At Nur Jahan's request, he was given the pargana of Dholpur and its fort from Jahangir which Prince Khurram wanted for himself. He appointed Daria Khan, an Afghan, as its in-charge. This led to a skirmish between Nur Jahan's appointed in-charge Sharifu-l-Mulk, who was a servant of both Shahryar and Daria Khan. Sharifu-l-Mulk arrived on the scene shortly, and tried to force himself into the fort.

On October 13, 1625, Jahangir appointed Shahryar as Governor of Thatta. Sharif-ul Mulk carried out the administration as the Deputy of the Prince.

==Reign (1627–1628)==
After the death of his father Jahangir on 28 October 1627, Shahryar, as Nur Jahan desired, ascended to the Mughal throne, but for only three months.
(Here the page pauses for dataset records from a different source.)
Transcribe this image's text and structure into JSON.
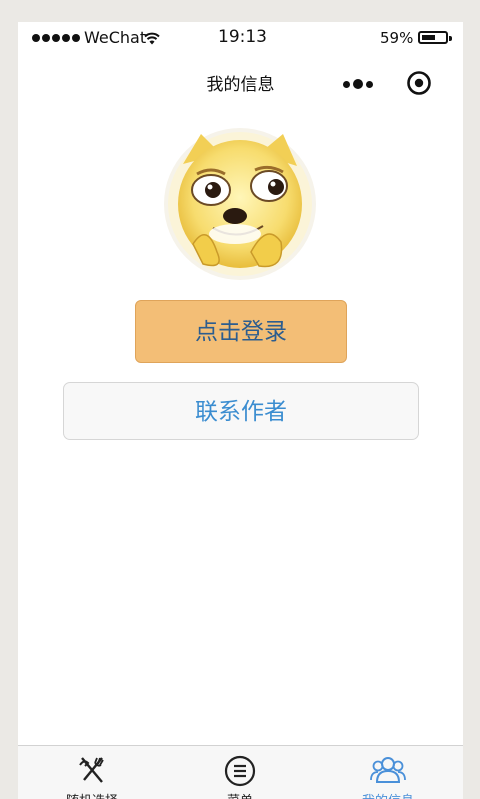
{
  "status_bar": {
    "carrier": "WeChat",
    "time": "19:13",
    "battery_percent": "59%",
    "battery_level": 0.59
  },
  "nav": {
    "title": "我的信息"
  },
  "profile": {
    "avatar_icon": "doge-emoji-avatar"
  },
  "buttons": {
    "login_label": "点击登录",
    "contact_label": "联系作者"
  },
  "tab_bar": {
    "items": [
      {
        "label": "随机选择",
        "icon": "fork-knife-icon"
      },
      {
        "label": "菜单",
        "icon": "menu-list-icon"
      },
      {
        "label": "我的信息",
        "icon": "users-icon",
        "active": true
      }
    ]
  },
  "colors": {
    "login_bg": "#f3be76",
    "accent_blue": "#4a90d9",
    "page_bg": "#ebe9e5"
  }
}
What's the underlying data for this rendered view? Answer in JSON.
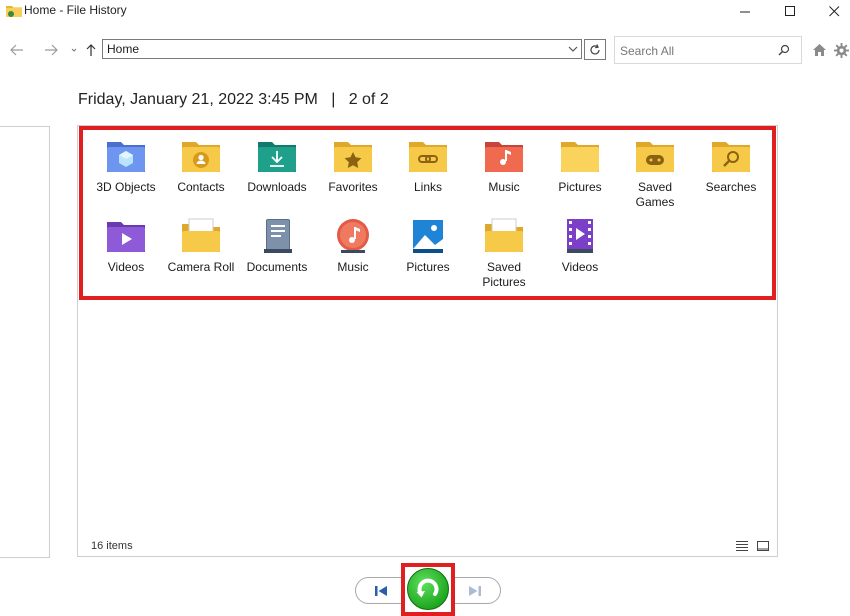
{
  "window": {
    "title": "Home - File History"
  },
  "nav": {
    "address": "Home",
    "search_placeholder": "Search All"
  },
  "header": {
    "date": "Friday, January 21, 2022 3:45 PM",
    "separator": "|",
    "page": "2 of 2"
  },
  "items": [
    {
      "label": "3D Objects",
      "icon": "3d-objects-folder-icon"
    },
    {
      "label": "Contacts",
      "icon": "contacts-folder-icon"
    },
    {
      "label": "Downloads",
      "icon": "downloads-folder-icon"
    },
    {
      "label": "Favorites",
      "icon": "favorites-folder-icon"
    },
    {
      "label": "Links",
      "icon": "links-folder-icon"
    },
    {
      "label": "Music",
      "icon": "music-folder-icon"
    },
    {
      "label": "Pictures",
      "icon": "pictures-folder-icon"
    },
    {
      "label": "Saved Games",
      "icon": "saved-games-folder-icon"
    },
    {
      "label": "Searches",
      "icon": "searches-folder-icon"
    },
    {
      "label": "Videos",
      "icon": "videos-folder-icon"
    },
    {
      "label": "Camera Roll",
      "icon": "camera-roll-folder-icon"
    },
    {
      "label": "Documents",
      "icon": "documents-library-icon"
    },
    {
      "label": "Music",
      "icon": "music-library-icon"
    },
    {
      "label": "Pictures",
      "icon": "pictures-library-icon"
    },
    {
      "label": "Saved Pictures",
      "icon": "saved-pictures-folder-icon"
    },
    {
      "label": "Videos",
      "icon": "videos-library-icon"
    }
  ],
  "status": {
    "count": "16 items"
  },
  "colors": {
    "highlight": "#e02020",
    "folder": "#f7c948",
    "restore": "#21a821"
  }
}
Since he was in Lahore at the time, he immediately took over the imperial treasury and distributed over 70 lakh rupees among old and new noblemen to secure his throne. Meanwhile, on the death of the Emperor, Mirza Baisinghar, son of the late Prince Daniyal, fled to Lahore and joined Shahryar.

Soon, near Lahore, Shahryar's forces met those of Asaf Khan, (father of Mumtaz Mahal), who wanted his son-in-law Shah Jahan to ascend the throne, and had already proclaimed Dawar Bakhsh as Emperor near Agra, as a stop-gap arrangement to save the throne for Shah Jahan. Shahryar lost the battle and fled into the fort, where the next morning he was presented in front of Dawar Baksh, who placed him in confinement and two to three days later had him blinded by Asaf Khan, thus bringing his short reign to a tragic end. It is said that Shahryar also had a form of leprosy due to which he had lost all his hair including his eyebrows and eyelashes.

==Poetry==
Like all Mughal princes, Shahryar had training in poetry. Towards the end of his life, while blind, he wrote a poignant verse titled Bi Gu Kur Shud didah-i-Aftab.

==Death==
On the 2nd Jumada-l awwal, 1037 AH (1628), Shah Jahan ascended to the throne at Lahore, and on the 26th Jumada-l awwal, January 23, 1628, upon his orders, Dawar, his brother Garshasp, Shahryar, and Tahmuras and Hoshang, sons of the deceased Prince Daniyal, were all put to death by Asaf Khan.

==Aftermath==
After Shahryar's death, Shah Jahan ruled the empire for thirty years, until imprisoned by Aurangzeb and dying eight years later.

Asaf Khan, was made the prime minister of Mughal Empire, and Nur Jahan, with an annual pension of two lakh and spent the rest of her days, confined in her palace in Lahore, along with her daughter Mihr-un-nissa Begum, the widow of Shahryar. Nur Jahan died in 1645 at age 68.